Recension de La nature existe de Michel Blay et Renaud Garcia par Sébastien Navarro dans À contretemps.
C’était en novembre 2014 à Lyon : quatrième édition du Salon des éditions libertaires. Au menu : stands de bouquins, ateliers de sérigraphie, expos (déjà l’Ukraine avec l’occupation de la place Maïdan), concerts. Et bien sûr des débats dont un, très attendu, sur La reproduction artificielle de l’humain, un livre d’Alexis Escudero [1]. Extrait du teaser : « À rebours des positions tenues par la gauche ces deux dernières années, les partisans de la liberté et de l’émancipation doivent s’opposer à la reproduction artificielle de l’humain, et à ce qu’elle implique inévitablement : eugénisme, marchandisation des corps et du vivant, manipulation génétique des embryons, transhumanisme. La PMA, ni pour les homos, ni pour les hétéros ! » Un tel mot d’ordre avait créé son arc électrique : pour tout le monde c’était le débat à ne pas manquer. Pour tout le monde… sauf moi qui, à l’époque, débarquait de Mars. Le postmodernisme et le ressac européen de la Theory passée à la moulinette des campus US étaient des notions floues, un mouvement d’idées par rapport auquel j’aurais été bien en peine de me situer.

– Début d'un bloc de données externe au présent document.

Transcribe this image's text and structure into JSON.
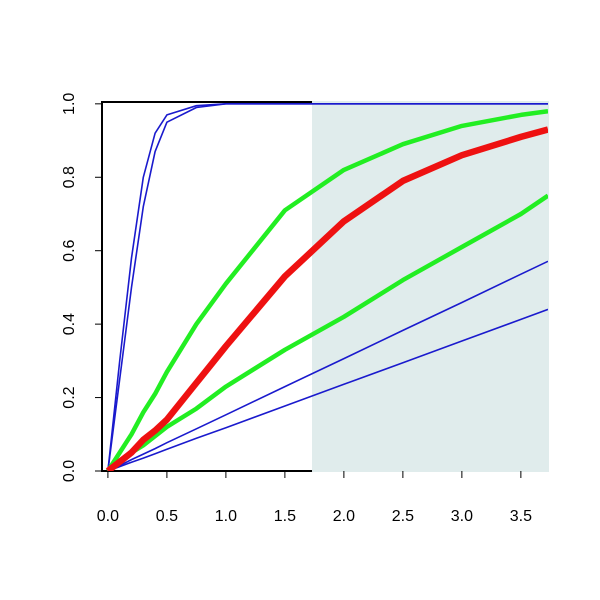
{
  "chart_data": {
    "type": "line",
    "x": [
      0,
      0.1,
      0.2,
      0.3,
      0.4,
      0.5,
      0.75,
      1,
      1.5,
      2,
      2.5,
      3,
      3.5,
      3.73
    ],
    "series": [
      {
        "color": "#1a1acd",
        "width": 1.6,
        "values": [
          0,
          0.3,
          0.58,
          0.8,
          0.92,
          0.97,
          0.995,
          1,
          1,
          1,
          1,
          1,
          1,
          1
        ]
      },
      {
        "color": "#1a1acd",
        "width": 1.6,
        "values": [
          0,
          0.25,
          0.5,
          0.72,
          0.87,
          0.95,
          0.99,
          1,
          1,
          1,
          1,
          1,
          1,
          1
        ]
      },
      {
        "color": "#1a1acd",
        "width": 1.6,
        "values": [
          0,
          0.015,
          0.031,
          0.046,
          0.061,
          0.077,
          0.115,
          0.153,
          0.23,
          0.306,
          0.383,
          0.459,
          0.536,
          0.571
        ]
      },
      {
        "color": "#1a1acd",
        "width": 1.6,
        "values": [
          0,
          0.012,
          0.024,
          0.035,
          0.047,
          0.059,
          0.089,
          0.118,
          0.177,
          0.236,
          0.295,
          0.354,
          0.413,
          0.44
        ]
      },
      {
        "color": "#22ee22",
        "width": 4.5,
        "values": [
          0,
          0.05,
          0.1,
          0.16,
          0.21,
          0.27,
          0.4,
          0.51,
          0.71,
          0.82,
          0.89,
          0.94,
          0.97,
          0.98
        ]
      },
      {
        "color": "#22ee22",
        "width": 4.5,
        "values": [
          0,
          0.025,
          0.05,
          0.07,
          0.095,
          0.12,
          0.17,
          0.23,
          0.33,
          0.42,
          0.52,
          0.61,
          0.7,
          0.75
        ]
      },
      {
        "color": "#ee1111",
        "width": 6.5,
        "values": [
          0,
          0.025,
          0.05,
          0.085,
          0.11,
          0.14,
          0.24,
          0.34,
          0.53,
          0.68,
          0.79,
          0.86,
          0.91,
          0.93
        ]
      }
    ],
    "shaded_region": [
      1.73,
      3.73
    ],
    "shade_color": "#e0ecec",
    "xlim": [
      -0.05,
      3.73
    ],
    "ylim": [
      0,
      1.005
    ],
    "xticks": [
      {
        "value": 0,
        "label": "0.0"
      },
      0.5,
      {
        "value": 1,
        "label": "1.0"
      },
      1.5,
      {
        "value": 2,
        "label": "2.0"
      },
      2.5,
      {
        "value": 3,
        "label": "3.0"
      },
      3.5
    ],
    "yticks": [
      {
        "value": 0,
        "label": "0.0"
      },
      0.2,
      0.4,
      0.6,
      0.8,
      {
        "value": 1,
        "label": "1.0"
      }
    ]
  }
}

La PMA, je voyais ça de loin : trouvaille progressiste filant de l’urticaire aux culs-serrés de la cathosphère. Mais pas que. Dans l’après-midi, une bande d’excités fit irruption dans la grande salle de la Maison des associations. Le dénommé Escudero et son éditeur – Le Monde à l’envers – manquèrent de se prendre leur table de bouquins sur la gueule. Les trublions gueulaient « Escudero on aura ta peau ! ». Ça rimait. C’était surtout grotesque et surjoué. Poignée de LGBT en mode Gros Bras de la Taloche. Je virai colère, rien à mes yeux n’étant plus détestable que l’interdiction de débattre. Surtout dans la maison anar. Dans un souci d’apaisement et de lâcheté collective, le débat fut annulé. Quand je m’approchai du stand du Monde à l’envers mis à l’envers, l’éditrice encore secouée me tendit le dernier exemplaire du fameux brulot : « Lis-le et tu te feras un avis. » Ce que je fis.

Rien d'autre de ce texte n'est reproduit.